O aporte devolve liquidez à Intel, que vinha enfrentando prejuízos operacionais por expansões e erros estratégicos, e coloca a Nvidia em posição de destaque entre os acionistas da rival.
O anúncio e os dados sobre o valor da operação foram divulgados pela imprensa internacional, e a repercussão inclui avaliação regulatória e impactos financeiros para ambas as empresas, conforme informação divulgada pelo g1.
Detalhes da operação
Em comunicado à imprensa especializada foi informado que “A Nvidia concluiu a compra de ações da Intel no valor de US$ 5 bilhões (cerca de R$ 28 bilhões), consumando a transação anunciada em setembro entre as duas fabricantes de chips.”
O montante, de acordo com as reportagens, foi negociado após o acordo inicial anunciado em setembro, e a finalização aconteceu no fim do ano, selando a participação da Nvidia no capital da Intel.
Impacto financeiro para a Intel
O investimento é visto como um importante alívio financeiro para a Intel, depois de anos em que decisões de investimento e erros operacionais drenaram suas finanças, segundo análises do mercado.
Especialistas apontam que a injeção de capital deve ajudar a Intel a equilibrar caixa e manter planos de ajuste e investimento, embora não resolva imediatamente questões de competitividade tecnológica.
Avaliação regulatória e aprovação
De acordo com um comunicado divulgado pela Comissão Federal de Comércio dos EUA no início de dezembro, as agências antitruste dos EUA aprovaram o investimento da Nvidia na concorrente.
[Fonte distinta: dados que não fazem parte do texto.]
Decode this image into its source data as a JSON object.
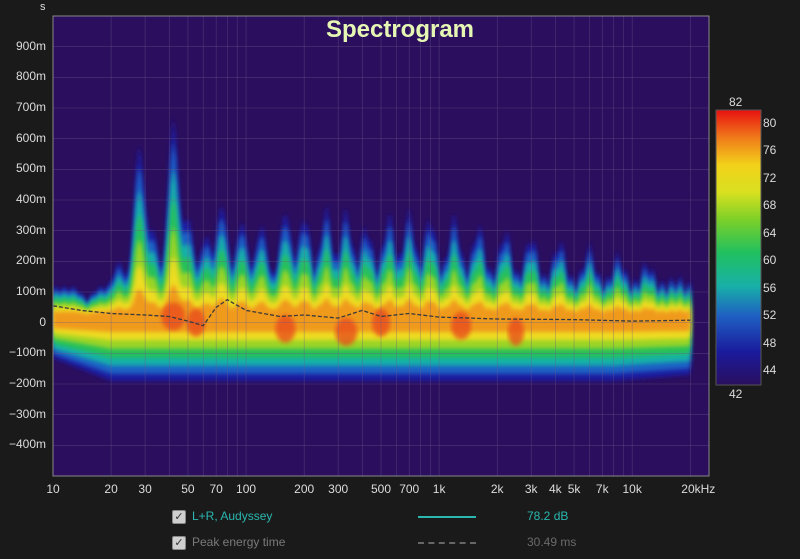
{
  "chart_data": {
    "type": "heatmap",
    "title": "Spectrogram",
    "y_unit": "s",
    "x_scale": "log",
    "x_range_hz": [
      10,
      25000
    ],
    "y_range_s": [
      -0.5,
      1.0
    ],
    "x_ticks": [
      {
        "v": 10,
        "label": "10"
      },
      {
        "v": 20,
        "label": "20"
      },
      {
        "v": 30,
        "label": "30"
      },
      {
        "v": 50,
        "label": "50"
      },
      {
        "v": 70,
        "label": "70"
      },
      {
        "v": 100,
        "label": "100"
      },
      {
        "v": 200,
        "label": "200"
      },
      {
        "v": 300,
        "label": "300"
      },
      {
        "v": 500,
        "label": "500"
      },
      {
        "v": 700,
        "label": "700"
      },
      {
        "v": 1000,
        "label": "1k"
      },
      {
        "v": 2000,
        "label": "2k"
      },
      {
        "v": 3000,
        "label": "3k"
      },
      {
        "v": 4000,
        "label": "4k"
      },
      {
        "v": 5000,
        "label": "5k"
      },
      {
        "v": 7000,
        "label": "7k"
      },
      {
        "v": 10000,
        "label": "10k"
      },
      {
        "v": 20000,
        "label": "20kHz"
      }
    ],
    "y_ticks": [
      {
        "v": 0.9,
        "label": "900m"
      },
      {
        "v": 0.8,
        "label": "800m"
      },
      {
        "v": 0.7,
        "label": "700m"
      },
      {
        "v": 0.6,
        "label": "600m"
      },
      {
        "v": 0.5,
        "label": "500m"
      },
      {
        "v": 0.4,
        "label": "400m"
      },
      {
        "v": 0.3,
        "label": "300m"
      },
      {
        "v": 0.2,
        "label": "200m"
      },
      {
        "v": 0.1,
        "label": "100m"
      },
      {
        "v": 0,
        "label": "0"
      },
      {
        "v": -0.1,
        "label": "−100m"
      },
      {
        "v": -0.2,
        "label": "−200m"
      },
      {
        "v": -0.3,
        "label": "−300m"
      },
      {
        "v": -0.4,
        "label": "−400m"
      }
    ],
    "color_scale": {
      "min": 42,
      "max": 82,
      "top_label": "82",
      "bottom_label": "42",
      "ticks": [
        "80",
        "76",
        "72",
        "68",
        "64",
        "60",
        "56",
        "52",
        "48",
        "44"
      ],
      "tick_values": [
        80,
        76,
        72,
        68,
        64,
        60,
        56,
        52,
        48,
        44
      ]
    },
    "grid": true,
    "peaks": [
      {
        "f": 15,
        "dur": 0.08
      },
      {
        "f": 22,
        "dur": 0.2
      },
      {
        "f": 28,
        "dur": 0.58
      },
      {
        "f": 33,
        "dur": 0.3
      },
      {
        "f": 42,
        "dur": 0.66
      },
      {
        "f": 50,
        "dur": 0.34
      },
      {
        "f": 62,
        "dur": 0.28
      },
      {
        "f": 75,
        "dur": 0.38
      },
      {
        "f": 95,
        "dur": 0.32
      },
      {
        "f": 120,
        "dur": 0.3
      },
      {
        "f": 160,
        "dur": 0.34
      },
      {
        "f": 200,
        "dur": 0.32
      },
      {
        "f": 260,
        "dur": 0.33
      },
      {
        "f": 330,
        "dur": 0.32
      },
      {
        "f": 420,
        "dur": 0.27
      },
      {
        "f": 550,
        "dur": 0.3
      },
      {
        "f": 700,
        "dur": 0.31
      },
      {
        "f": 900,
        "dur": 0.3
      },
      {
        "f": 1200,
        "dur": 0.3
      },
      {
        "f": 1600,
        "dur": 0.28
      },
      {
        "f": 2200,
        "dur": 0.27
      },
      {
        "f": 3000,
        "dur": 0.26
      },
      {
        "f": 4200,
        "dur": 0.25
      },
      {
        "f": 6000,
        "dur": 0.23
      },
      {
        "f": 8500,
        "dur": 0.21
      },
      {
        "f": 12000,
        "dur": 0.19
      },
      {
        "f": 17000,
        "dur": 0.14
      }
    ],
    "peak_energy_time_ms": [
      {
        "f": 10,
        "t": 55
      },
      {
        "f": 14,
        "t": 40
      },
      {
        "f": 20,
        "t": 30
      },
      {
        "f": 30,
        "t": 25
      },
      {
        "f": 40,
        "t": 20
      },
      {
        "f": 50,
        "t": 5
      },
      {
        "f": 60,
        "t": -10
      },
      {
        "f": 70,
        "t": 50
      },
      {
        "f": 80,
        "t": 75
      },
      {
        "f": 100,
        "t": 40
      },
      {
        "f": 150,
        "t": 20
      },
      {
        "f": 200,
        "t": 25
      },
      {
        "f": 300,
        "t": 15
      },
      {
        "f": 400,
        "t": 40
      },
      {
        "f": 500,
        "t": 20
      },
      {
        "f": 700,
        "t": 30
      },
      {
        "f": 1000,
        "t": 18
      },
      {
        "f": 2000,
        "t": 12
      },
      {
        "f": 5000,
        "t": 10
      },
      {
        "f": 10000,
        "t": 5
      },
      {
        "f": 20000,
        "t": 8
      }
    ]
  },
  "legend": {
    "series": [
      {
        "name": "L+R, Audyssey",
        "value": "78.2 dB",
        "color": "#2ab7b0",
        "style": "solid",
        "checked": true
      },
      {
        "name": "Peak energy time",
        "value": "30.49 ms",
        "color": "#777777",
        "style": "dashed",
        "checked": true
      }
    ]
  }
}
A aprovação regulatória foi um passo necessário para consumar o acordo, e a decisão das autoridades permitiu que a operação fosse concluída sem restrições adicionais comunicadas ao mercado.
O que vem a seguir
Com a compra finalizada, analistas observam movimentos futuros na governança e na estratégia de ambas as empresas, inclusive possíveis efeitos sobre parcerias, contratos e decisões de investimento em capacidade de produção.
Fontes citadas pela imprensa internacional indicam que a transação deverá ser monitorada pelos investidores ao longo de 2026, à medida que se avaliam sinais de recuperação financeira e mudanças na dinâmica competitiva do setor de chips.